Non, mais, revenez - n'ayez pas peur! Quand j'écris "grande plume poétique", je vous taquine. On est loin de l'académisme! Walt, quand ce siècle(-là) avait cinquante-cinq ans, a composé, en quelques jours, one-shot, Leaves of Grass (Feuilles d'herbe), texte sur lequel il retravaillera ensuite presque toute sa vie, pour le peaufiner, le réagencer, le compléter. Un poème fleuve qui comme le dit Eric Athenot, "bannit d'emblée toute idée de symétrie ou d'harmonie".
Quelle version de Leaves of Grass?
J'ai une tendresse toute particulière pour la version de 1855, véritable matrice de l'oeuvre du poète, dont José Corti nous a offert en 2008 une délicieuse édition bilingue. L'ample volume tient bien en main, la couverture cartonnée est agréable au toucher: c'est un bel objet. Sur la sobre couverture, entre les lettres bâton blanches du nom de l'auteur et le titre de l'ouvrage en italiques noires en bas à droite, figure un cliché du poète jeune, presque quarante ans avant la photographie canonique qui le montre le visage mangé par un invraisemblable collier de barbe blanche rejoignant une tignasse coiffée d'un chapeau informe. 1855, donc, il a le regard doux, et sa tête légèrement penchée sur la droite lui confère un air angélique et attentionné. Mais il a ce sourire de Mona Lisa - et à travers ses yeux clairs, tout au fond, on perçoit un éclair, sinon de provocation, du moins d'ironie.

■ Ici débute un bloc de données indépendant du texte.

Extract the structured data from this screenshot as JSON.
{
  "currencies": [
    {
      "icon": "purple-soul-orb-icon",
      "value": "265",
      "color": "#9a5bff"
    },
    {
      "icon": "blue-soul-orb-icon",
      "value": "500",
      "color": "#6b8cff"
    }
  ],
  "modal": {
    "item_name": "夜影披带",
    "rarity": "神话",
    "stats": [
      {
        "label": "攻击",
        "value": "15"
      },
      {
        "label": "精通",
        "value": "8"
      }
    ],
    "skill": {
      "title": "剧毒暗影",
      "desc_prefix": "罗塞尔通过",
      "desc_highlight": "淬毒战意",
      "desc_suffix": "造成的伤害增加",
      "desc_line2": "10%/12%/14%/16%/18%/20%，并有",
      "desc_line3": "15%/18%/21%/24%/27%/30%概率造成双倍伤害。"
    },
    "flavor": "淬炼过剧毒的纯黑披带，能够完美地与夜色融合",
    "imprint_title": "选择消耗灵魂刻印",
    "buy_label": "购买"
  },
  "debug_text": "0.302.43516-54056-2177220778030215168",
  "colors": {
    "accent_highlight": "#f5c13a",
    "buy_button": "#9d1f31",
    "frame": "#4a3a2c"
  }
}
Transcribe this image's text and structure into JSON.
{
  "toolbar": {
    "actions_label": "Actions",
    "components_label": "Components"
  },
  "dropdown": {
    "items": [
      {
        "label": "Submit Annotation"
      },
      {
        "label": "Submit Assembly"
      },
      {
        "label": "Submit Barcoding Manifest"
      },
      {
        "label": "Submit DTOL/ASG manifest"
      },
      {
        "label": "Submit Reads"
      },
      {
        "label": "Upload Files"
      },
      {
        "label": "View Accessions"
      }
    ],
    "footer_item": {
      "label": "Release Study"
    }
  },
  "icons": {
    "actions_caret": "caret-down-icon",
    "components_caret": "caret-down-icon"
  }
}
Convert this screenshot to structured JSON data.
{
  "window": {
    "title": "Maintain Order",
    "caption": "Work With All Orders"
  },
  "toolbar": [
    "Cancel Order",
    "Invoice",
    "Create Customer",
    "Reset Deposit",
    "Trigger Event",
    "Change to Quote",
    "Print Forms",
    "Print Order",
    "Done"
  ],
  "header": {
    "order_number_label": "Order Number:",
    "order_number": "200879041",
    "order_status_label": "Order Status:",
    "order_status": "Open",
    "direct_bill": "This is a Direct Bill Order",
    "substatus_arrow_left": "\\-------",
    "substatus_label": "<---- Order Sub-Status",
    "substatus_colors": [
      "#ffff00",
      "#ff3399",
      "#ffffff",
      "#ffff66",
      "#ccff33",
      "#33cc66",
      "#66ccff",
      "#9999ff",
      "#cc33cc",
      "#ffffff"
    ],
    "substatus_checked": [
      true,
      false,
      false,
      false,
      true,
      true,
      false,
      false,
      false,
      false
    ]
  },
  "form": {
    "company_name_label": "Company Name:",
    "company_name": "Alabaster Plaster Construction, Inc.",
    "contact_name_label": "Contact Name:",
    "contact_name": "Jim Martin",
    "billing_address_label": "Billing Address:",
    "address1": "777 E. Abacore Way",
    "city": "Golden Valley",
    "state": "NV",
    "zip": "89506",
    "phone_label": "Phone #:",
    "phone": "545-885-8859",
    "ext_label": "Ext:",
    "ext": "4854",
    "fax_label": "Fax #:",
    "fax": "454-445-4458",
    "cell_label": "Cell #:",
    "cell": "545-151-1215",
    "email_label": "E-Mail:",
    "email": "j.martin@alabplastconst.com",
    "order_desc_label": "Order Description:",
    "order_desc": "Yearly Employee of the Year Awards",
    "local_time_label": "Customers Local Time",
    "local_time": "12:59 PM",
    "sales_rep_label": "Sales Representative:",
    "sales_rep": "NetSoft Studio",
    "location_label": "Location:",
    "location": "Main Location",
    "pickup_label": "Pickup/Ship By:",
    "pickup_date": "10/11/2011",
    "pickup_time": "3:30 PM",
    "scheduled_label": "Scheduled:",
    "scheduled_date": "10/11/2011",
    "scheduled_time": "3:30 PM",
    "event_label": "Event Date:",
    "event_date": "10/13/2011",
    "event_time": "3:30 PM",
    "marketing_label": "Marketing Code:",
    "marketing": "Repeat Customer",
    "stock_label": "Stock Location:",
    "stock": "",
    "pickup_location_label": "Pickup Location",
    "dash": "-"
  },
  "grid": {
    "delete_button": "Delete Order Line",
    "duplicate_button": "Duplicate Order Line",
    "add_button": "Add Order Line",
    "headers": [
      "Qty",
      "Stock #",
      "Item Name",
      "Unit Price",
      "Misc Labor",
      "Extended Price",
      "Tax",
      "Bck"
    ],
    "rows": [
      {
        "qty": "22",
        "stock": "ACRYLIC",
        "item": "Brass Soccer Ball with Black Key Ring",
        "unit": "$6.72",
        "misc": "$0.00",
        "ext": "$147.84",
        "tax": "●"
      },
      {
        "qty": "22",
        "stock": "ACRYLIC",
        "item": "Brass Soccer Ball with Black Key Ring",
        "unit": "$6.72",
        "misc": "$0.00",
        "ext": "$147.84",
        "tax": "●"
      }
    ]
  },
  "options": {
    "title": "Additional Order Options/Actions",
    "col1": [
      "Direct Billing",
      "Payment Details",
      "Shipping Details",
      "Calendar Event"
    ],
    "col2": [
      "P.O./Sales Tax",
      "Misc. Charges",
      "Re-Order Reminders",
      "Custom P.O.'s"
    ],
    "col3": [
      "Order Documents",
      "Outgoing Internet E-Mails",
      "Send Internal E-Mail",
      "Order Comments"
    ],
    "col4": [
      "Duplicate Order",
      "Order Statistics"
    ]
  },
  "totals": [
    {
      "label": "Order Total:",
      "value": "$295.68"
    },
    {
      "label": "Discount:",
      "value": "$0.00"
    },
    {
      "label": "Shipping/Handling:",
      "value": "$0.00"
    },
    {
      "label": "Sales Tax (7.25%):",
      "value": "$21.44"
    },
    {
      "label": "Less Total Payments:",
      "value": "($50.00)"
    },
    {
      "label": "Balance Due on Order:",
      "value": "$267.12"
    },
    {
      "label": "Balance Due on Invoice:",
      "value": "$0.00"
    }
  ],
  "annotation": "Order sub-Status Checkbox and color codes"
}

Une forme neuve - poétique de la liberté
C'est que le jeune homme de 36 ans fait tabula rasa. Son poème ne ressemble à rien - de déjà écrit. Pour ce qui est de la forme, le texte épouserait plutôt le long parchemin que sur une carte trace Long Island (Etat de New York), île dont l'auteur est originaire. Dans une géniale métamorphose, Whitman transforme la fôret new-yorkaise en une forêt de papier, dont nous, lecteurs, ramassons les feuilles. Pour ce qui est du fond, ce sont les idées de la Révolution américaine qu'il épouse: se déposséder de tout le préexistant, se mettre à nu pour fonder une République des lettres qui accompagne la République des Hommes et des Femmes. La liberté comme horizon ET comme terreau. Et un manifeste, Constitution whitmanienne: "I celebrate myself".
Whitman romantique?
Pas de rimes, pas de métrique particulière, on le disait, on est à mille lieues de la poésie classique. Si on retrouve chez Whitman le topos romantique de l'esprit national et révolutionnaire, comme chez les Grimm ou Victor Hugo (ça, c'est pour la première personne du pluriel), si on retrouve un égo, un moi érigés en paradigme, comme chez les poètes lakistes anglais - Wordsworth, Coleridge (ça, c'est pour la première personne du singulier), on ne retrouve rien de l'inquiétante étrangeté que l'on identifie chez certains de ses contemporains romantiques, comme le peintre Caspar David Friedrich (ça, c'est parce qu'il y a une deuxième personne qui court le long du texte). On est dans une poésie joyeuse, facétieuse même. Joueuse. Les cinq sens, dès le début du poème, sont convoqués pour un tourbillon de sensualité. La sexualité est explicite, déculpabilisée, le texte souvent amoral - et c'est jouissif.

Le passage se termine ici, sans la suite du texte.